Thursday, April 11, 2013

Test statistics and the publication game

It is well known that journals do not like replications or confirmations of hypotheses. They are looking for the empirical results that contradict popular wisdom, and this must be influencing the way researchers look for test results. To increase your chances of success, you want to only mention highly significant results and ignore the so-so ones.

Abel Brodeur, Mathias Lé, Marc Sangnier and Yanos Zylberberg look at the distribution of p-values in articles published in the top three economics journals. I am not quite sure what the distribution of p-values would be if the publication process were unbiased, but it would probably look like a Poisson distribution and it would be monotonic on each side of the mode. What the authors find does not look at all like this. There is a distinct lack of test results that just miss the 5% or 10% significance, and distinctively more that just pass those thresholds, making the distribution bimodal. Interestingly, this problem is less present when stars are not used to highlight significance or when the authors are tenured.

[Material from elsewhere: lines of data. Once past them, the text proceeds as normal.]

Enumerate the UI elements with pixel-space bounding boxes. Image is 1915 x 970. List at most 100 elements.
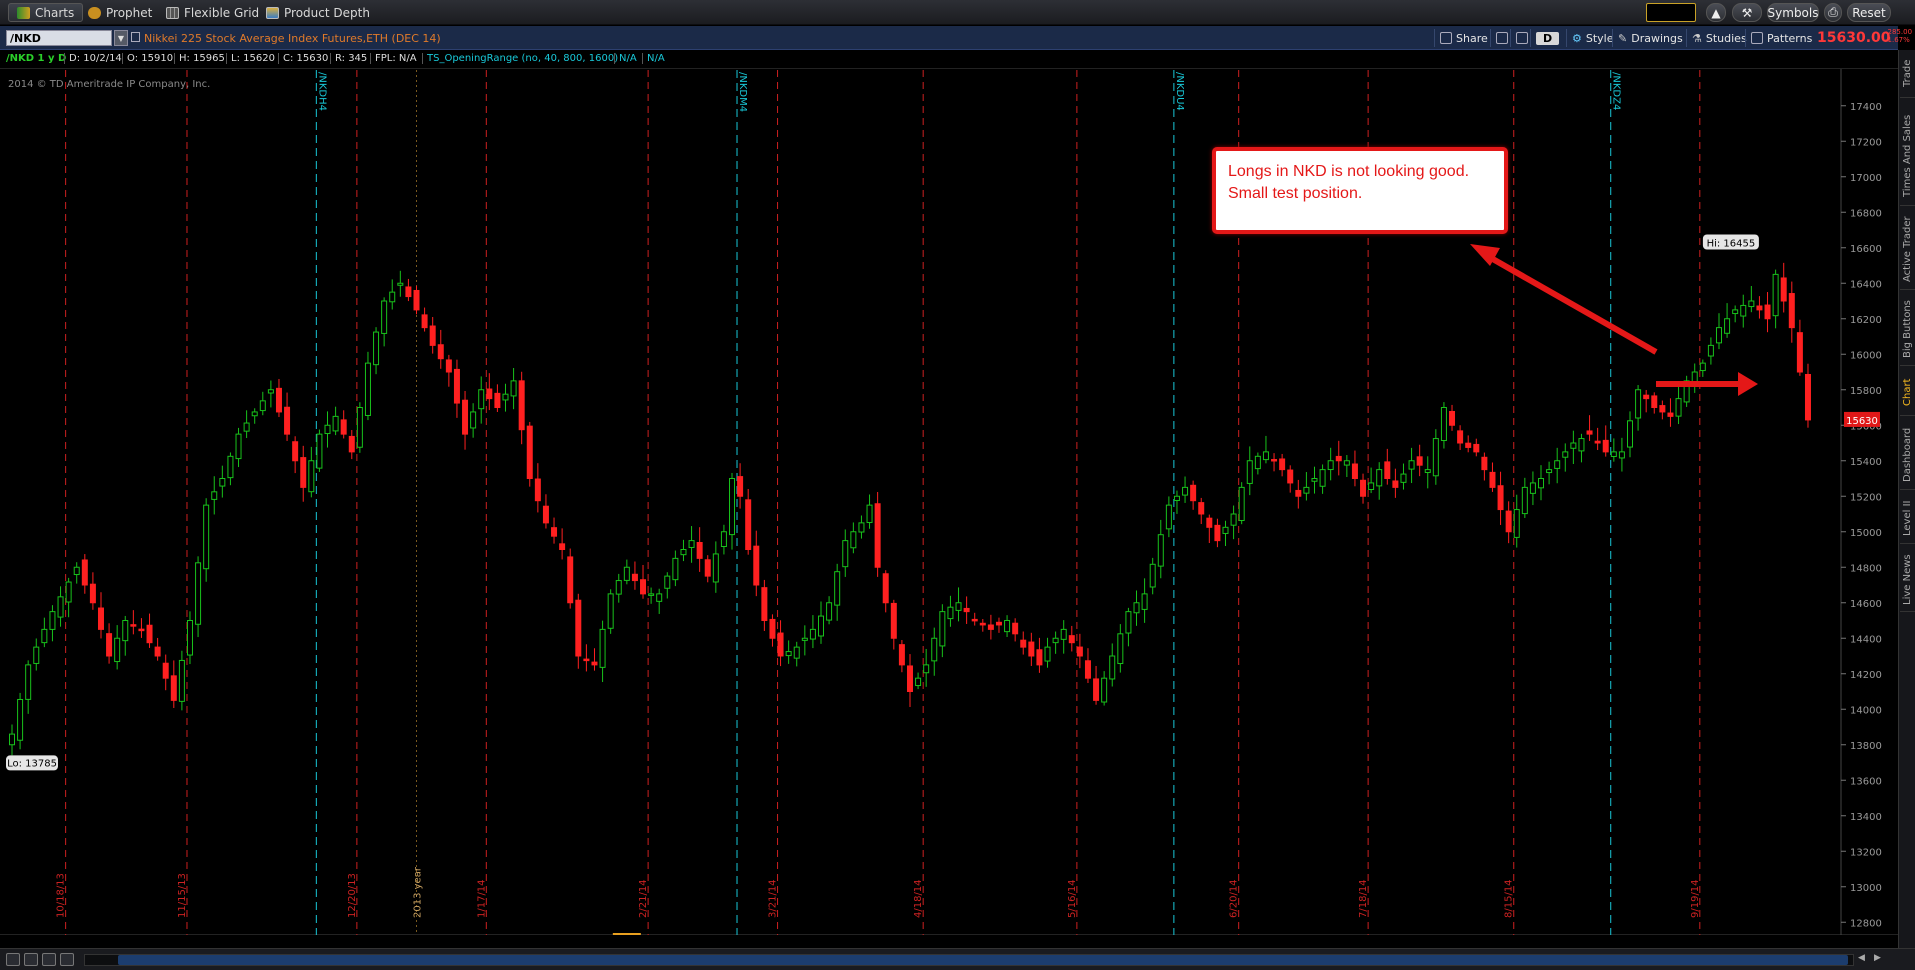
candle-body [648, 593, 655, 596]
candle-body [963, 607, 970, 613]
scrollbar-thumb[interactable] [118, 955, 1848, 965]
candle-body [1699, 362, 1706, 372]
magnifier-icon[interactable] [42, 953, 56, 966]
candle-body [1635, 389, 1642, 419]
candle-body [1643, 394, 1650, 400]
patterns-icon [1751, 32, 1763, 44]
symbol-period[interactable]: /NKD 1 y D [6, 53, 66, 64]
side-tab-active-trader[interactable]: Active Trader [1900, 210, 1915, 290]
drawing-tool-icon[interactable] [60, 953, 74, 966]
candle-body [591, 661, 598, 666]
zoom-in-icon[interactable] [6, 953, 20, 966]
printer-icon[interactable]: ⎙ [1824, 3, 1842, 22]
annotation-arrow-head [1738, 372, 1758, 396]
chart-status-bar: ◀ ▶ [0, 948, 1915, 970]
side-tab-times-and-sales[interactable]: Times And Sales [1900, 106, 1915, 206]
studies-button[interactable]: ⚗ Studies [1686, 29, 1752, 47]
side-tab-big-buttons[interactable]: Big Buttons [1900, 294, 1915, 366]
candle-body [1432, 438, 1439, 477]
tab-flexible-grid[interactable]: Flexible Grid [158, 3, 267, 22]
candle-body [397, 282, 404, 286]
candle-body [17, 698, 24, 741]
candle-body [955, 602, 962, 611]
scroll-right-icon[interactable]: ▶ [1874, 953, 1881, 963]
candle-body [672, 557, 679, 581]
symbol-description: Nikkei 225 Stock Average Index Futures,E… [144, 32, 441, 45]
candle-body [1546, 469, 1553, 474]
candle-body [664, 575, 671, 589]
candle-body [1521, 486, 1528, 515]
candle-body [890, 602, 897, 639]
link-icon [1516, 32, 1528, 44]
side-tab-chart[interactable]: Chart [1900, 370, 1915, 416]
side-tab-dashboard[interactable]: Dashboard [1900, 420, 1915, 490]
tab-prophet[interactable]: Prophet [80, 3, 160, 22]
share-button[interactable]: Share [1434, 29, 1493, 47]
candle-body [834, 571, 841, 606]
candle-body [437, 344, 444, 360]
month-marker-label: 6/20/14 [1229, 879, 1240, 918]
y-tick-label: 13600 [1850, 776, 1882, 787]
candle-body [178, 659, 185, 702]
candle-body [737, 476, 744, 497]
tools-icon[interactable]: ⚒ [1732, 3, 1762, 22]
tab-prophet-label: Prophet [106, 5, 153, 20]
flask-icon: ⚗ [1692, 31, 1702, 45]
symbol-info-icon[interactable] [131, 32, 140, 42]
candle-body [1343, 460, 1350, 466]
share-icon [1440, 32, 1452, 44]
candle-body [1295, 489, 1302, 497]
last-price-tag: 15630 [1846, 416, 1878, 427]
tab-product-depth[interactable]: Product Depth [258, 3, 378, 22]
study-label[interactable]: TS_OpeningRange (no, 40, 800, 1600) [422, 53, 618, 64]
candle-body [615, 580, 622, 595]
candle-body [413, 289, 420, 311]
candle-body [1756, 305, 1763, 311]
chevron-down-icon[interactable]: ▼ [114, 30, 128, 46]
reset-button[interactable]: Reset [1847, 3, 1891, 22]
candle-body [1538, 478, 1545, 489]
alert-icon[interactable]: ▲ [1706, 3, 1726, 22]
symbol-input[interactable] [6, 30, 112, 46]
candle-body [1182, 486, 1189, 496]
side-tab-live-news[interactable]: Live News [1900, 548, 1915, 612]
y-tick-label: 14800 [1850, 563, 1882, 574]
candle-body [712, 553, 719, 583]
candle-body [518, 380, 525, 431]
annotation-box[interactable]: Longs in NKD is not looking good. Small … [1212, 147, 1508, 234]
y-tick-label: 14600 [1850, 599, 1882, 610]
candle-body [203, 504, 210, 570]
period-button[interactable]: D [1530, 29, 1564, 47]
candle-body [729, 478, 736, 536]
expiry-marker-label: /NKDM4 [737, 72, 748, 112]
candle-body [1416, 456, 1423, 466]
candle-body [1044, 646, 1051, 662]
side-tab-level-ii[interactable]: Level II [1900, 494, 1915, 544]
candle-body [793, 646, 800, 659]
candle-body [688, 540, 695, 548]
candle-body [631, 573, 638, 582]
month-marker-label: 1/17/14 [476, 879, 487, 918]
tab-flexible-grid-label: Flexible Grid [184, 5, 260, 20]
scroll-left-icon[interactable]: ◀ [1858, 953, 1865, 963]
candle-body [25, 664, 32, 700]
style-button[interactable]: ⚙ Style [1566, 29, 1619, 47]
side-tab-trade[interactable]: Trade [1900, 50, 1915, 98]
candle-body [356, 407, 363, 448]
symbols-button[interactable]: Symbols [1767, 3, 1819, 22]
candle-body [1287, 469, 1294, 484]
candle-body [1279, 458, 1286, 471]
patterns-button[interactable]: Patterns [1745, 29, 1817, 47]
price-chart[interactable]: 12800 13000 13200 13400 13600 13800 14000 14200… [0, 69, 1898, 935]
candle-body [243, 422, 250, 432]
tab-charts[interactable]: Charts [8, 3, 84, 22]
candle-body [41, 628, 48, 644]
zoom-out-icon[interactable] [24, 953, 38, 966]
candle-body [1489, 471, 1496, 488]
candle-body [866, 504, 873, 524]
candle-body [1440, 407, 1447, 442]
candle-body [1093, 678, 1100, 701]
drawings-button[interactable]: ✎ Drawings [1612, 29, 1688, 47]
color-swatch[interactable] [1646, 3, 1696, 22]
candle-body [348, 435, 355, 453]
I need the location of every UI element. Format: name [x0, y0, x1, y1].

These results indicate that there is more than a selection bias. This is an inflation bias by the researcher when he only presents the most significant results, which were obtained by finding the specification that allows to pass the magic significance thresholds. I do not think this is ethical, but the publishing game makes it unavoidable, so the profession is apparently fine with it. I guess we have to tolerate this and take it into account when reading papers much like we know there is grade inflation when looking at transcripts or there is similar inflation when reading recommendation letters.

PS: This paper is a strong candidate for the best paper title of the year. Bravo!

PS2: What is really unethical is claiming results are significant when they are not. The case of Ulrich Lichtenthaler comes to mind, who added "significance stars" to his results when they were not warranted. The fact that he still managed to publish widely is an indictment of the quality of research in business journals, too.


Bobby said...

Interesting paper, but the abnormal distribution of p-values is not new. Uri Simohnson, for example, has published work on p-value distribution in journals that's very similar to this working paper (and that oddly isn't cited by it). Andrew Gelman has done a ton of work on it. I'm not saying it's not great work, but we've known this for a long while....

Bobby said...

p.s. One of Simohnson's papers exactly addresses the question of what the p-value distribution would look like if the publication process was unbiased.